Bob, his wife Betty, and their only child Ben are open for an earned income extension until May 31. Their eligibility ended on January 31 because Ben left the household. It was reported that Ben returned to the household on February 13. Because it was reported that the child returned to the home within a calendar month, they may regain eligibility for their earned income extension until May 31.

However, people would be able to regain eligibility for an unexpired extension, even after being closed for more than a calendar month, in the following scenarios:

Example 2

Bobby and his two children, Maria and David, are open for BadgerCare Plus (not in an extension). Bobby reports an increase in income on May 2. His increased earnings push the household income from 80% FPL to 160% FPL. The worker processes the change and confirms eligibility on May 8. Bobby and his family are determined eligible under a BadgerCare Plus extension starting June 1. However, Bobby changes his mind and de-requests BadgerCare Plus on May 12. Because it is before adverse action, their BadgerCare Plus will close effective May 31. Bobby contacts the agency on June 20, saying that he does want the coverage for his family under the extension. Even though he de-requested before June, the extension was built and confirmed, so Bobby’s family can reinstate for the remainder of the unexpired extension.

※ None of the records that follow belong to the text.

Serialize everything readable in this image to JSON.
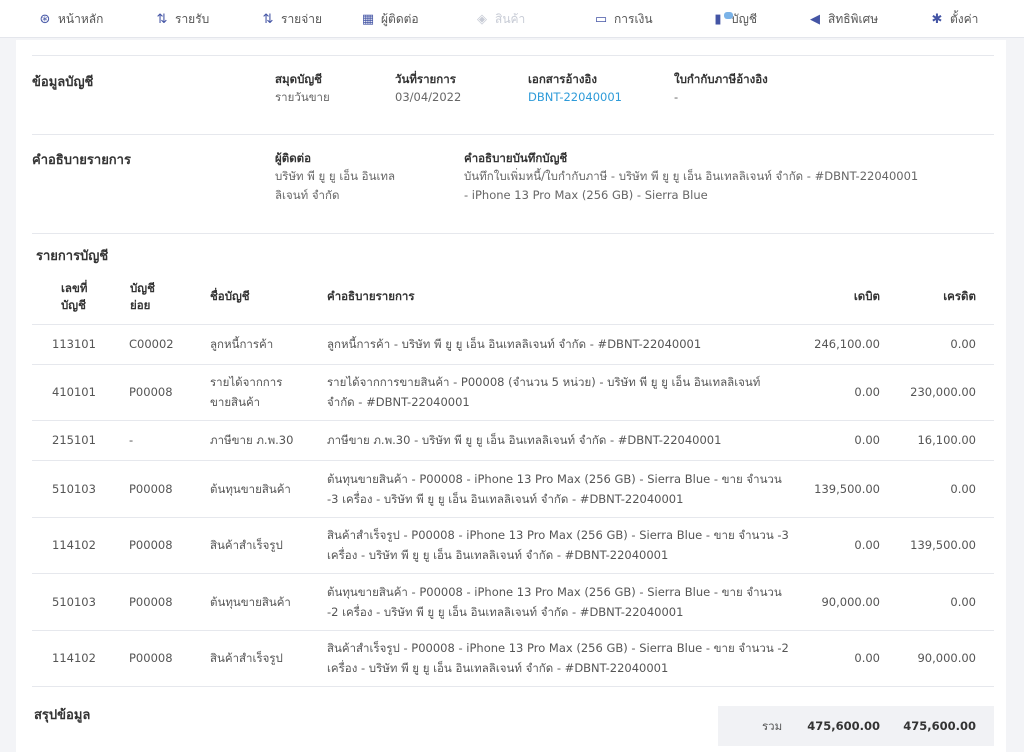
{
  "nav": [
    {
      "label": "หน้าหลัก",
      "icon": "⊛"
    },
    {
      "label": "รายรับ",
      "icon": "⇅"
    },
    {
      "label": "รายจ่าย",
      "icon": "⇅"
    },
    {
      "label": "ผู้ติดต่อ",
      "icon": "▦"
    },
    {
      "label": "สินค้า",
      "icon": "◈"
    },
    {
      "label": "การเงิน",
      "icon": "▭"
    },
    {
      "label": "บัญชี",
      "icon": "▮"
    },
    {
      "label": "สิทธิพิเศษ",
      "icon": "◀"
    },
    {
      "label": "ตั้งค่า",
      "icon": "✱"
    }
  ],
  "info": {
    "title": "ข้อมูลบัญชี",
    "journal_label": "สมุดบัญชี",
    "journal_value": "รายวันขาย",
    "date_label": "วันที่รายการ",
    "date_value": "03/04/2022",
    "ref_doc_label": "เอกสารอ้างอิง",
    "ref_doc_value": "DBNT-22040001",
    "tax_ref_label": "ใบกำกับภาษีอ้างอิง",
    "tax_ref_value": "-"
  },
  "desc": {
    "title": "คำอธิบายรายการ",
    "contact_label": "ผู้ติดต่อ",
    "contact_line1": "บริษัท พี ยู ยู เอ็น อินเทล",
    "contact_line2": "ลิเจนท์ จำกัด",
    "note_label": "คำอธิบายบันทึกบัญชี",
    "note_line1": "บันทึกใบเพิ่มหนี้/ใบกำกับภาษี - บริษัท พี ยู ยู เอ็น อินเทลลิเจนท์ จำกัด - #DBNT-22040001",
    "note_line2": "- iPhone 13 Pro Max (256 GB) - Sierra Blue"
  },
  "ledger": {
    "title": "รายการบัญชี",
    "headers": {
      "acc_no_1": "เลขที่",
      "acc_no_2": "บัญชี",
      "sub_1": "บัญชี",
      "sub_2": "ย่อย",
      "name": "ชื่อบัญชี",
      "desc": "คำอธิบายรายการ",
      "debit": "เดบิต",
      "credit": "เครดิต"
    },
    "rows": [
      {
        "acc": "113101",
        "sub": "C00002",
        "name1": "ลูกหนี้การค้า",
        "name2": "",
        "d1": "ลูกหนี้การค้า - บริษัท พี ยู ยู เอ็น อินเทลลิเจนท์ จำกัด - #DBNT-22040001",
        "d2": "",
        "debit": "246,100.00",
        "credit": "0.00"
      },
      {
        "acc": "410101",
        "sub": "P00008",
        "name1": "รายได้จากการ",
        "name2": "ขายสินค้า",
        "d1": "รายได้จากการขายสินค้า - P00008 (จำนวน 5 หน่วย) - บริษัท พี ยู ยู เอ็น อินเทลลิเจนท์",
        "d2": "จำกัด - #DBNT-22040001",
        "debit": "0.00",
        "credit": "230,000.00"
      },
      {
        "acc": "215101",
        "sub": "-",
        "name1": "ภาษีขาย ภ.พ.30",
        "name2": "",
        "d1": "ภาษีขาย ภ.พ.30 - บริษัท พี ยู ยู เอ็น อินเทลลิเจนท์ จำกัด - #DBNT-22040001",
        "d2": "",
        "debit": "0.00",
        "credit": "16,100.00"
      },
      {
        "acc": "510103",
        "sub": "P00008",
        "name1": "ต้นทุนขายสินค้า",
        "name2": "",
        "d1": "ต้นทุนขายสินค้า - P00008 - iPhone 13 Pro Max (256 GB) - Sierra Blue - ขาย จำนวน",
        "d2": "-3 เครื่อง - บริษัท พี ยู ยู เอ็น อินเทลลิเจนท์ จำกัด - #DBNT-22040001",
        "debit": "139,500.00",
        "credit": "0.00"
      },
      {
        "acc": "114102",
        "sub": "P00008",
        "name1": "สินค้าสำเร็จรูป",
        "name2": "",
        "d1": "สินค้าสำเร็จรูป - P00008 - iPhone 13 Pro Max (256 GB) - Sierra Blue - ขาย จำนวน -3",
        "d2": "เครื่อง - บริษัท พี ยู ยู เอ็น อินเทลลิเจนท์ จำกัด - #DBNT-22040001",
        "debit": "0.00",
        "credit": "139,500.00"
      },
      {
        "acc": "510103",
        "sub": "P00008",
        "name1": "ต้นทุนขายสินค้า",
        "name2": "",
        "d1": "ต้นทุนขายสินค้า - P00008 - iPhone 13 Pro Max (256 GB) - Sierra Blue - ขาย จำนวน",
        "d2": "-2 เครื่อง - บริษัท พี ยู ยู เอ็น อินเทลลิเจนท์ จำกัด - #DBNT-22040001",
        "debit": "90,000.00",
        "credit": "0.00"
      },
      {
        "acc": "114102",
        "sub": "P00008",
        "name1": "สินค้าสำเร็จรูป",
        "name2": "",
        "d1": "สินค้าสำเร็จรูป - P00008 - iPhone 13 Pro Max (256 GB) - Sierra Blue - ขาย จำนวน -2",
        "d2": "เครื่อง - บริษัท พี ยู ยู เอ็น อินเทลลิเจนท์ จำกัด - #DBNT-22040001",
        "debit": "0.00",
        "credit": "90,000.00"
      }
    ]
  },
  "summary": {
    "title": "สรุปข้อมูล",
    "total_label": "รวม",
    "total_debit": "475,600.00",
    "total_credit": "475,600.00"
  }
}
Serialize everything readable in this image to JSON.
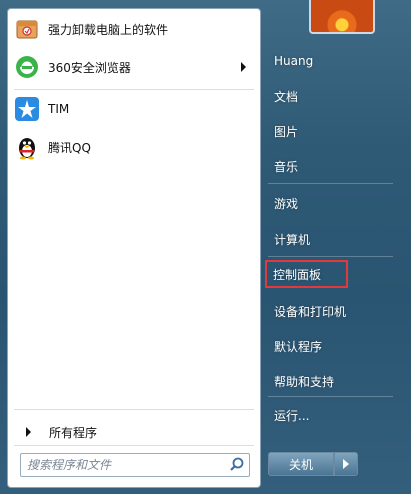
{
  "programs": [
    {
      "label": "强力卸载电脑上的软件",
      "icon": "uninstaller-box-icon",
      "has_submenu": false
    },
    {
      "label": "360安全浏览器",
      "icon": "360-browser-icon",
      "has_submenu": true
    },
    {
      "label": "TIM",
      "icon": "tim-star-icon",
      "has_submenu": false
    },
    {
      "label": "腾讯QQ",
      "icon": "qq-penguin-icon",
      "has_submenu": false
    }
  ],
  "all_programs_label": "所有程序",
  "search": {
    "placeholder": "搜索程序和文件"
  },
  "right_menu": [
    {
      "label": "Huang"
    },
    {
      "label": "文档"
    },
    {
      "label": "图片"
    },
    {
      "label": "音乐"
    },
    {
      "label": "游戏"
    },
    {
      "label": "计算机"
    },
    {
      "label": "控制面板"
    },
    {
      "label": "设备和打印机"
    },
    {
      "label": "默认程序"
    },
    {
      "label": "帮助和支持"
    },
    {
      "label": "运行..."
    }
  ],
  "shutdown_label": "关机",
  "colors": {
    "highlight": "#e23a3a",
    "taskbar_blue": "#2f5a76"
  }
}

18.5.2.1 Leaving Wisconsin and Regaining Extensions

If a BadgerCare Plus member is eligible for an extension and moves out of Wisconsin, they lose the extension. They can regain the extension if they return and become a Wisconsin resident again during any month in the original extension period.

Example 3

Earl, a Wisconsin resident, received a 12-month extension beginning January 1, 2015. He moved out of state, thus losing his extension. On May 1, 2015, he moved back to Wisconsin and became a Wisconsin resident again. He regained the extension at the time he moved back to Wisconsin and became a Wisconsin resident.  

If the time period of the extension expires while the person is out of state, they do not regain the extension.

Example 4

Gloria, a Wisconsin resident received a 12-month extension beginning January 1, 2015. She moved out of state, thus losing her extension.  In February 2016, she moved back to Wisconsin and became a Wisconsin resident again. She does not regain the extension because the time period has expired.

This page last updated in Release Number: 19-01
Release Date: 04/19/2019
Effective Date: 01/01/2019


The information concerning the BadgerCare Plus program provided in this handbook release is published in accordance with: Titles XI, XIX and XXI of the Social Security Act; Parts 430 through 481 of Title 42 of the Code of Federal Regulations; Chapter 49 of the Wisconsin Statutes; and Chapters HA 3, DHS 2 and 101 through 109 of the Wisconsin Administrative Code.